10 more characters, 10 more rappers that are, surprisingly, a lot like wizards. Welcome to part 2 of the series
And we’re back. If you haven’t read part one of this series (and I highly recommend you do, otherwise you’re—SPOILER ALERT—going to feel about like a Deathly Hallows reader who somehow missed the whole “Dumbledore dies” part in Half Blood Prince) here’s a quick explainer on what’s going on.
My blogging bud Jake Foote and I spend a lot of time talking about Harry Potter characters. We also spend a lot of time listening to hip-hop. Because of that, and because of the new Fantastic Beasts movie coming out last weekend, we decided to put together a series comparing 19 of our favorite wizards to 19 of our favorite rappers.
We covered the first nine in part one, and we’re doing the other half now. Caught up? Good. Then wands at the ready, because we’ve got some more transfiguration practice to do.
Neville Longbottom – Cardi B
Who else has experienced a rap glow up like Cardi B? She went from a reality TV star to being one of the most popular hip-hop artists out there. Only a rapper with true bars would be able to pull Gryffindor’s sword out of the Sorting Hat and slay Nagini (certainly Nicki Minaj in this case). Unlike Neville though, it seems that it’s actually Cardi’s husband Offset who has an affinity for Herbology.
Fred and George – ASAP Rocky and Tyler, The Creator
Dillon Thompson: Hip-hop doesn’t have its own iconic twins yet, but ASAP and Tyler are certainly the next best thing. The two troublemakers have been inseparable since their joint tour in 2015, and like the Weasley brothers, they’re at their zaniest when they’re together.
We might not have a WANGSAP version of the Weasleys’ Wizard Wheezes joke shop, but we do have “POTATO SALAD,” and for now, that’s enough.
Hermione Granger – Talib Kweli
Jake Foote: The cerebral sidekick that doesn’t get enough credit, Kweli helped the ascension of Lord Pretty Flacko Sr., but seldom received the commercial success many industry giants thought he was worthy of.

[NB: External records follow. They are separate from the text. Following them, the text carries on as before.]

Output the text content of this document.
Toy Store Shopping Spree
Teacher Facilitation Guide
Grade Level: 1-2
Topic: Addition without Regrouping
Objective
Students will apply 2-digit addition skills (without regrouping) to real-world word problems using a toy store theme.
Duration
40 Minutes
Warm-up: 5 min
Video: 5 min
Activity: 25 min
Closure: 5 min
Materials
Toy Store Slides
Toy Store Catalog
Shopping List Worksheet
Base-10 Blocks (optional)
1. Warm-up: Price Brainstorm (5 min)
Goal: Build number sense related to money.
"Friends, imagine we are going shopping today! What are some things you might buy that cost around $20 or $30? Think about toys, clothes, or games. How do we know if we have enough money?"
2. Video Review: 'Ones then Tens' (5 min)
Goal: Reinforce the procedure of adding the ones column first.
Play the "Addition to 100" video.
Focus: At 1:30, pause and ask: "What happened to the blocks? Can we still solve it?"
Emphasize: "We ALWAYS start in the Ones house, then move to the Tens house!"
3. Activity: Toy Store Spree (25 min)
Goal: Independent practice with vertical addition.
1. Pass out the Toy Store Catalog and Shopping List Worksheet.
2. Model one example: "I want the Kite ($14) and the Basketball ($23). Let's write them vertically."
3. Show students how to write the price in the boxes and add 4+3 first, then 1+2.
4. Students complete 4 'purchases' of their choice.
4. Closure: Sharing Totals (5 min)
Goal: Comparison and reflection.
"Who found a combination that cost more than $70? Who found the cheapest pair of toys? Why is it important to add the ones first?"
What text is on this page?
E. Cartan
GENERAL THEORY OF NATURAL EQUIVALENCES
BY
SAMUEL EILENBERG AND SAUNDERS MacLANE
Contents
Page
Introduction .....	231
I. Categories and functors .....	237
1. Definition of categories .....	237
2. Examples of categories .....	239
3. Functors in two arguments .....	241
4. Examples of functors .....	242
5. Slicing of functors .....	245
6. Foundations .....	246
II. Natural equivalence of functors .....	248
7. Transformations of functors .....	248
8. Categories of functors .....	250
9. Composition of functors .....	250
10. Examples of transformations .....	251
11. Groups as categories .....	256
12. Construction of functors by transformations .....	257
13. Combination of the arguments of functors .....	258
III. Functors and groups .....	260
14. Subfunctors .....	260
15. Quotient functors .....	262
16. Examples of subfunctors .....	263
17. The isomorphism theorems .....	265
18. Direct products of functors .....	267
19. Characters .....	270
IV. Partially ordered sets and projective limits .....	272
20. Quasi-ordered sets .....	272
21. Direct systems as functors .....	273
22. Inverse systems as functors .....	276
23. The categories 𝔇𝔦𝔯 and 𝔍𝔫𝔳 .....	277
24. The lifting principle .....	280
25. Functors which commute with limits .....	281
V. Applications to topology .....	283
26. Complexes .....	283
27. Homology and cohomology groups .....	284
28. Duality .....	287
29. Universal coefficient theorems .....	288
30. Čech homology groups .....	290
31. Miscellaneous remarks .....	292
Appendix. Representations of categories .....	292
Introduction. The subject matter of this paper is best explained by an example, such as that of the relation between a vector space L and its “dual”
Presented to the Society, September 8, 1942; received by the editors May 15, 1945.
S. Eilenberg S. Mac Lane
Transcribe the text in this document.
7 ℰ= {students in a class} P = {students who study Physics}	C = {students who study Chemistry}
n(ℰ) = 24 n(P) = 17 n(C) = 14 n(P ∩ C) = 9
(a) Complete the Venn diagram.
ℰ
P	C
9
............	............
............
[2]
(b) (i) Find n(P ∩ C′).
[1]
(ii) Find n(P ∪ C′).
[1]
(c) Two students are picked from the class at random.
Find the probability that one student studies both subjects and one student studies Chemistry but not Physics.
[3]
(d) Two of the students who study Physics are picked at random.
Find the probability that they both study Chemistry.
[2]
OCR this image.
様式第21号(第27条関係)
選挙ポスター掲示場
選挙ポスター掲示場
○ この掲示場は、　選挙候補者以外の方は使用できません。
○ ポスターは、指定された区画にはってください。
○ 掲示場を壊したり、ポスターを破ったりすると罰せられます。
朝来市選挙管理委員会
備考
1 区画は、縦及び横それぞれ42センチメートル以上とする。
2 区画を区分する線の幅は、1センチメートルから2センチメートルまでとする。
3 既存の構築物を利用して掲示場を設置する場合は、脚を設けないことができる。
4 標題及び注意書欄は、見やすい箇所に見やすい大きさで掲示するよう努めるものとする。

Jay-Z’s famous line about Kweli and the correlation between talent and record sales is almost as glowing an endorsement as Hermione receives from Hagrid in Chamber of Secrets.
Lord Voldemort – Dr. Dre
DT: Voldemort’s return took 14 years to pull off—Dre’s took 16. Respect to both of these guys’ talent, but between Compton being just alright and the Dark Lord losing half a dozen battles against a teenager, neither comeback went according to plan.
Severus Snape – Nas
JF: The Half-Blood Prince of New York may have seemed like a villainous swine during his beef with the beloved Jay-Z, but really everything he does is for the love of the game. Escobar initially positioned himself as a sneering obstacle to rap’s heir apparent, but in truth, he was preparing him for his rap apotheosis.
Dobby the House Elf – Kodak Black
DT: Like Dobby, Kodak Black seems to always be in the right place at the right time—whether he’s wanted there or not. The Florida rapper might sometimes sound like he’s performing his verses in the middle of a fluoride teeth cleaning, but he consistently turns up on A-plus instrumentals and all-star musical collaborations. Dobby’s unexpected and unassuming appearances—including his absolutely clutch performance at Malfoy Mansion—are a heroic, magical equivalent.
Bellatrix Lestrange – Nikki Minaj
JF: Nicki has been pretty villainous these days. If you follow her on Instagram, you know that she will do anything for her personal Dark Lord, money and chart numbers. She will stoop so low as to make songs with Tyga and 6ix9ine, which is somewhat comparable to making a baby with Voldemort as far as I’m concerned.
Harry Potter – Kendrick Lamar
DT: This isn’t an interesting pick, but that doesn’t mean it’s not true. Harry and K Dot are protagonists in every sense of the word—talented, charismatic heroes with tough childhoods and triumphant formative years—and their position at the center of their perspective worlds couldn’t be more absolute. If rap has a chosen one, it’s Kendrick.
Argus Filch – Ja Rule
JF: This ornery OG would love to bring out the shackles and hang rap’s resident troublemaker, 50 Cent, from his ankles. As an act of pure pettiness, 50 bought 200 front row seats at a recent Ja Rule concert, which is certainly rap’s version of petrifying Mrs. Norris and hanging her from a torch bracket. 50 better tread lightly if he doesn’t want to end up pickling toads in the dungeon for all eternity.
Sirius Black – Gucci Mane
DT: The criminal justice system hasn’t been kind to either of these men, but they both managed to emerge from their prison sentences as triumphant, transformed heroes. In Black’s case, it was a short—but sweet—reunification with his grandson, the eventual clearing of his name and a much-needed beard trim.
Guwop also came out of prison with a new family (marrying Keyshia Ka’oir in 2017), and like Sirius, saw an animagus-level physical transformation when he finally got that ice cream cone face tattoo removed.